Anthology of Computers and the Humanities · Volume 3

Benchmarking Multimodal Large Language Models in Zero-shot and Few-shot Scenarios: Preliminary Results on Studying Christian Iconography

Gianmarco Spinaci1,2 ORCID , Lukas Klic2 ORCID and Giovanni Colavizza1,3 ORCID

  • 1 Department of Classical Philology and Italian Studies, University of Bologna, Bologna, Italy
  • 2 Villa i Tatti, The Harvard University Center for Italian Renaissance Studies, Firenze, Italy
  • 3 Department of Communication, University of Copenhagen, Copenhagen, Denmark

Permanent Link: https://doi.org/10.63744/oxWtm5MhhwBH

Published: 21 November 2025

Keywords: Multimodal Models, Large Language Models, Image Classification, Iconography

Abstract

This study evaluates the capabilities of multimodal large language models (LLMs) in the task of single-label classification of Christian iconography, focusing on their performance in zero-shot and few-shot settings across curated datasets. The goal was to assess whether general-purpose models, such as GPT-4o and Gemini 2.5, can interpret the Iconography, typically addressed by supervised classifiers, and evaluate their performance. Two research questions guided the analysis: (RQ1) How do multimodal LLMs perform on image classification of Christian saints? And (RQ2), how does performance vary when enriching input with contextual information or few-shot exemplars? We conducted a benchmarking study using three datasets supporting Iconclass natively: ArtDL, ICONCLASS, and Wikidata, filtered to include the top 10 most frequent classes. Models were tested under three conditions: (1) classification using class labels, (2) classification with Iconclass descriptions, and (3) few-shot learning with five exemplars.
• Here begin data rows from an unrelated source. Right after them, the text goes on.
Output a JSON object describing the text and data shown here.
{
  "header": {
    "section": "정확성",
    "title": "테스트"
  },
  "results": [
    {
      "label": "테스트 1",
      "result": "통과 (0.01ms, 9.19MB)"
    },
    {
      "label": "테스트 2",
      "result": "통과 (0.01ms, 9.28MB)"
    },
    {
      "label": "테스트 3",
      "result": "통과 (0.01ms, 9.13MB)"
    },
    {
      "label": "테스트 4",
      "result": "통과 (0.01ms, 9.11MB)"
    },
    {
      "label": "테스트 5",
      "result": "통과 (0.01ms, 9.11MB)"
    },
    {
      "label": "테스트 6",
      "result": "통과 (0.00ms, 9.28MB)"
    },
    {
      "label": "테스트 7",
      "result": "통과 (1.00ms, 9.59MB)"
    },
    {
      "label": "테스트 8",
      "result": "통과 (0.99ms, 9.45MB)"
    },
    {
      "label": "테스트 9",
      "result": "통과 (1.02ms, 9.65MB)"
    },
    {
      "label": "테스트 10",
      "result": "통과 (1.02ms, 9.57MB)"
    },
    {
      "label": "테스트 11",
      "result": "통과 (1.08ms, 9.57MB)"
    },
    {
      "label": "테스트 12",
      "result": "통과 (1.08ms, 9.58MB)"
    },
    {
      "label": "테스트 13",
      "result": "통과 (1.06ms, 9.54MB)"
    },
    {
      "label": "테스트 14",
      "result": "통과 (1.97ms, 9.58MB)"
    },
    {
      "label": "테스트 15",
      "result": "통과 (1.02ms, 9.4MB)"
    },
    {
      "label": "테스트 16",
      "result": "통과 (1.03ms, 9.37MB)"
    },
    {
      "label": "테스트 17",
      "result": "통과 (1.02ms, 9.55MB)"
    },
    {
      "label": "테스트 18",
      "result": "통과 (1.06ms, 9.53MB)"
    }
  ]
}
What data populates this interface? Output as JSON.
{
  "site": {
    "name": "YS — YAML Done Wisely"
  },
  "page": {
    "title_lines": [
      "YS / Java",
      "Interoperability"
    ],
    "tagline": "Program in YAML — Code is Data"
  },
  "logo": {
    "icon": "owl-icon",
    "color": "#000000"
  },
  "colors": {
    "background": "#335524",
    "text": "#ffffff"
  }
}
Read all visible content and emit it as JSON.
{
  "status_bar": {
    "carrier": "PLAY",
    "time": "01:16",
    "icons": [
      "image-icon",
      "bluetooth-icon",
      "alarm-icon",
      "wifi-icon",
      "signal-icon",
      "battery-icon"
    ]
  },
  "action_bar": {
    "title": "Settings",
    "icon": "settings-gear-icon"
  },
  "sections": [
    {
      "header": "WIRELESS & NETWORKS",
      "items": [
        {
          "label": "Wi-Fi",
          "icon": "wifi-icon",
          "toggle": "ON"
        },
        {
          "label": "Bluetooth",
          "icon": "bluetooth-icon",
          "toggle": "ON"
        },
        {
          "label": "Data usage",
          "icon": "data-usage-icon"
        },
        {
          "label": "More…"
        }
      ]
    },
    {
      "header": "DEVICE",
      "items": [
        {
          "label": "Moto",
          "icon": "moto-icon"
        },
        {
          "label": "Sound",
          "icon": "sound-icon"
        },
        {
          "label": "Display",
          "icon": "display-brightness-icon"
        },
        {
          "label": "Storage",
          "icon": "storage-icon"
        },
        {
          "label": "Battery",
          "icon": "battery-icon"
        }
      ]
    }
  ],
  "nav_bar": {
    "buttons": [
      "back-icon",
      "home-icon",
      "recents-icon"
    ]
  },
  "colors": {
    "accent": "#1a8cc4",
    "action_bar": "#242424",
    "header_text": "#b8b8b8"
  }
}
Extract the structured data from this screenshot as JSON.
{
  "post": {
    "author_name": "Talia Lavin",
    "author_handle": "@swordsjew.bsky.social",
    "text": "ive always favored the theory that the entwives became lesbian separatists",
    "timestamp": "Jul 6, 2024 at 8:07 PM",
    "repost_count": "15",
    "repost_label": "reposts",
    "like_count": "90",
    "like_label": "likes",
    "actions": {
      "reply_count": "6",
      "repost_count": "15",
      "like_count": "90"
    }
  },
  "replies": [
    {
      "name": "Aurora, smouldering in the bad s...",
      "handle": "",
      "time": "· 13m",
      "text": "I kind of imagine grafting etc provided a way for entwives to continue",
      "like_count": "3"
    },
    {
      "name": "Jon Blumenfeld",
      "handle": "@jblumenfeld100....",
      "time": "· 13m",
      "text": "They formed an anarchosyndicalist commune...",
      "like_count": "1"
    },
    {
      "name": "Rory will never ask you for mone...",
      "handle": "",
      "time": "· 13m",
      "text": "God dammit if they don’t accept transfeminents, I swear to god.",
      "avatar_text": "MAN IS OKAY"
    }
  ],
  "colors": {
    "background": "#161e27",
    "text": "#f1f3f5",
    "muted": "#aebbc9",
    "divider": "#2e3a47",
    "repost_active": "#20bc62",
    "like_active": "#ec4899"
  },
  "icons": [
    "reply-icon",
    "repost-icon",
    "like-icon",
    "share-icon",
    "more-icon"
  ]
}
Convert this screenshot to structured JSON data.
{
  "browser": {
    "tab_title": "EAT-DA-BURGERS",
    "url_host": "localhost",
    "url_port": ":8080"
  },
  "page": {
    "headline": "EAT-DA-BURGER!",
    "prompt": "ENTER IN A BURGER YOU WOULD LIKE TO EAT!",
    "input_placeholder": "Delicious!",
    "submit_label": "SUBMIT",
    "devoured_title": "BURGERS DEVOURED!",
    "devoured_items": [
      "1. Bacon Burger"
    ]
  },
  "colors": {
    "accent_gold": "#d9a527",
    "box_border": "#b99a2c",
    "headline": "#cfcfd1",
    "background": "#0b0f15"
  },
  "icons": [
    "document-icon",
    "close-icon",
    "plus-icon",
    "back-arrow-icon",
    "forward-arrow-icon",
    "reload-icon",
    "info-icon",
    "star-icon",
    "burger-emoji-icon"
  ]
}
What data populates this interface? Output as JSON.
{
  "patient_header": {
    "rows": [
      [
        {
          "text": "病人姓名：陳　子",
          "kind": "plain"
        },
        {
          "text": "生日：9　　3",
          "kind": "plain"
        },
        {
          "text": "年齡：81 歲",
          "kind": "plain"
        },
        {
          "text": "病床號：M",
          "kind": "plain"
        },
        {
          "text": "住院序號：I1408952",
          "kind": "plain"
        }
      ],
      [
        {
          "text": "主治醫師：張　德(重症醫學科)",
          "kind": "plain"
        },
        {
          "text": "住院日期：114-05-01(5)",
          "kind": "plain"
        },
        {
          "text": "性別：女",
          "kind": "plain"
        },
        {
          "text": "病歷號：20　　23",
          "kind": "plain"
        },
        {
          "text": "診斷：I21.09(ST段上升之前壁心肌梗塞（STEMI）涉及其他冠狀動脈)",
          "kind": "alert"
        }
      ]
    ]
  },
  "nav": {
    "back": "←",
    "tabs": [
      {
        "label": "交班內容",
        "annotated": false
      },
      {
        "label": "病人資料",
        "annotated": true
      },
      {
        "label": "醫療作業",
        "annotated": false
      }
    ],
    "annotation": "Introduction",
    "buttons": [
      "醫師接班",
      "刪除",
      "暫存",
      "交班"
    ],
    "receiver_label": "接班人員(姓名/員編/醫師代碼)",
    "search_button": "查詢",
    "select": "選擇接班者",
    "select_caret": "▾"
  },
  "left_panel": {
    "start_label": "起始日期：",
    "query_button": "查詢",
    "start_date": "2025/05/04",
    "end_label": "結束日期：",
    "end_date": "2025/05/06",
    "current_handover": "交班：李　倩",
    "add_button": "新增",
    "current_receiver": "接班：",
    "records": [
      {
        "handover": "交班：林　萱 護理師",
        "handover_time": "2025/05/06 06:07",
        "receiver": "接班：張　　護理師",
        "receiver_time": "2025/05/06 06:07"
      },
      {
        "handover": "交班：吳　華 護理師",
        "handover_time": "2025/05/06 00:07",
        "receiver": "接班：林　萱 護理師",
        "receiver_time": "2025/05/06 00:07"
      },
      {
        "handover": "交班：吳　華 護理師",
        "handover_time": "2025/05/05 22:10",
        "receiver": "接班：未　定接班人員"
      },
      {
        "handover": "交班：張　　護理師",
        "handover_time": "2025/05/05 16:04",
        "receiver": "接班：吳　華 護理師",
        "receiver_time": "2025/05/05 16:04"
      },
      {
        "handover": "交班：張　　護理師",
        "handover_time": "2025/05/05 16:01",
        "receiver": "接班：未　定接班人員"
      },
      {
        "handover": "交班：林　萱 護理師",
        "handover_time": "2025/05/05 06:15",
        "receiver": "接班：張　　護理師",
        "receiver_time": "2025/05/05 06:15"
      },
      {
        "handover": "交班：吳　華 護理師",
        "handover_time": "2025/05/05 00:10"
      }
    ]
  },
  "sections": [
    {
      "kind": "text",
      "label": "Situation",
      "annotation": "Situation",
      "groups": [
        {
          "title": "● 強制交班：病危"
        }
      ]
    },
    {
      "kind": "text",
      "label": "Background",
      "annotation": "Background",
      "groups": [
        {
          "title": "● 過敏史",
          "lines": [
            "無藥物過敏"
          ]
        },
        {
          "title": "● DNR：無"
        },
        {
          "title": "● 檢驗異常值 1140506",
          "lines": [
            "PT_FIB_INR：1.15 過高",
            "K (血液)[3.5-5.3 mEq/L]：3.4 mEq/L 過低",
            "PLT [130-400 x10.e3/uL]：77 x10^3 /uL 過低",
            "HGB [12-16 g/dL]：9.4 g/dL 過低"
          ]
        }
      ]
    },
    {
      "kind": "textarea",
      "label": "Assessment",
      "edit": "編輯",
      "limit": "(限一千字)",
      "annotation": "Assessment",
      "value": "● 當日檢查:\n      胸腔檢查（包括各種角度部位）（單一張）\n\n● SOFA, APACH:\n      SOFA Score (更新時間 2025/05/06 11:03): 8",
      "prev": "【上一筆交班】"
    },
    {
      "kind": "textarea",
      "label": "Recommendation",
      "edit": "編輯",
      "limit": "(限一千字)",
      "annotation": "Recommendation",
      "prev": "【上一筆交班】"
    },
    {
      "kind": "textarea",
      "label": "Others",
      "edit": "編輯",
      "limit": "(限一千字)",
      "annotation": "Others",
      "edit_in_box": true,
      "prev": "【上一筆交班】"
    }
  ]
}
Results were compared against ResNet50 baselines fine-tuned on the same datasets. The findings show that Gemini-2.5 Pro and GPT-4o outperformed the ResNet50 baselines across the three configurations reaching peaks of 90.45% and 88.20% in ArtDL, respectively. Accuracy dropped significantly on the Wikidata dataset, suggesting model sensitivity to image size and metadata alignment. Enriching prompts with class descriptions generally improved zero-shot performance, while few-shot learning produced lower results, with only occasional and minimal increments in accuracy. We conclude that general-purpose multimodal LLMs are capable of classification in visually complex cultural heritage domains, even without specific fine-tuning. However, their performance is influenced by dataset consistency and the design of the prompts. These results support the application of LLMs as metadata curation tools in digital humanities workflows, suggesting future research on prompt optimization and the expansion of the study to other classification strategies and models.